Attention scores for "beautiful":
(Das: 0.1, ist: 0.1, ein: 0.2, schönes: 0.5, Haus: 0.1)
Weighted context vector = (0.1*h1 + 0.1*h2 + 0.2*h3 + 0.5*h4 + 0.1*h5)
- Final Output with Attention:
Decoder generates:
"This" → "is" → "a" → (focuses on "schönes") "beautiful" → (focuses on "Haus") "house"
Comparison: RNN Without vs.

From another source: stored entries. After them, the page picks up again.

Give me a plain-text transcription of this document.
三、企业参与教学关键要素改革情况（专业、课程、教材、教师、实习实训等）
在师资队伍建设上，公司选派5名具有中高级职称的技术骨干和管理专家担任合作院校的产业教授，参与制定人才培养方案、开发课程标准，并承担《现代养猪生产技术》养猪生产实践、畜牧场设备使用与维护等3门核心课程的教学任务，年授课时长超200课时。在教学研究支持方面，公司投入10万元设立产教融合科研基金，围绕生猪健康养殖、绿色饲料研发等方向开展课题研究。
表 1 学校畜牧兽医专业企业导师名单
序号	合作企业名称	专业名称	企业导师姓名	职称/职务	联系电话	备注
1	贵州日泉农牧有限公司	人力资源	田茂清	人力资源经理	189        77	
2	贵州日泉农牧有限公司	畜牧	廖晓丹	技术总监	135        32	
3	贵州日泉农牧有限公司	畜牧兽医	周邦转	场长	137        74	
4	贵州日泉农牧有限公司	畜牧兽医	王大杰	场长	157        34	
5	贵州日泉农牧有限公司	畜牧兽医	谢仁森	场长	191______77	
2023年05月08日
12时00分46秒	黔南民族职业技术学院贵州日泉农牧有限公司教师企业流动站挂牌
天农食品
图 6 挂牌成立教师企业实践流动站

With Attention
Feature | RNN Without Attention | RNN With Attention |
---|---|---|
Context Vector | Single fixed-length vector | Dynamically weighted sum of encoder states |
Performance on long sentences | Struggles, loses early information | Better, selectively focuses on important words |
Accuracy | Lower forlong sentences | Higher, better word alignment |
Interpretability | Hard to understand decisions | Can visualize attention weights to see which words were focus on |
Comparison: Mermaid diagrams
Seq2Seq Without Attention
graph TD; A[Input: Das ist ein schoenes Haus] -->|Tokenized| B[Encoder RNN]; B -->|Hidden states| C[Final Context Vector]; C -->|Passed to| D[Decoder RNN]; D -->|Generates words one by one| E[Output: This is a beautiful house];
Seq2Seq With Attention
graph TD; A[Input: Das ist ein schoenes Haus] -->|Tokenized| B[Encoder RNN]; B -->|Generates hidden states| C1[h1] & C2[h2] & C3[h3] & C4[h4] & C5[h5]; subgraph Attention Mechanism C1 -->|Weighted sum| AT1; C2 -->|Weighted sum| AT2; C3 -->|Weighted sum| AT3; C4 -->|Weighted sum| AT4; C5 -->|Weighted sum| AT5; end AT1 -->|Focused context for word 1| D1[Decoder Step 1: This]; AT2 -->|Focused context for word 2| D2[Decoder Step 2: is]; AT3 -->|Focused context for word 3| D3[Decoder Step 3: a]; AT4 -->|Focused context for word 4| D4[Decoder Step 4: beautiful]; AT5 -->|Focused context for word 5| D5[Decoder Step 5: house]; D1 --> D2 --> D3 --> D4 --> D5; D5 --> E[Final Output: This is a beautiful house];
Conclusion
• Without attention, the model must encode the entire sentence into a single vector, which can cause loss of information.
• With attention, the model can selectively focus on the relevant parts of the input sentence at each decoding step, leading to better translations, especially for long sentences.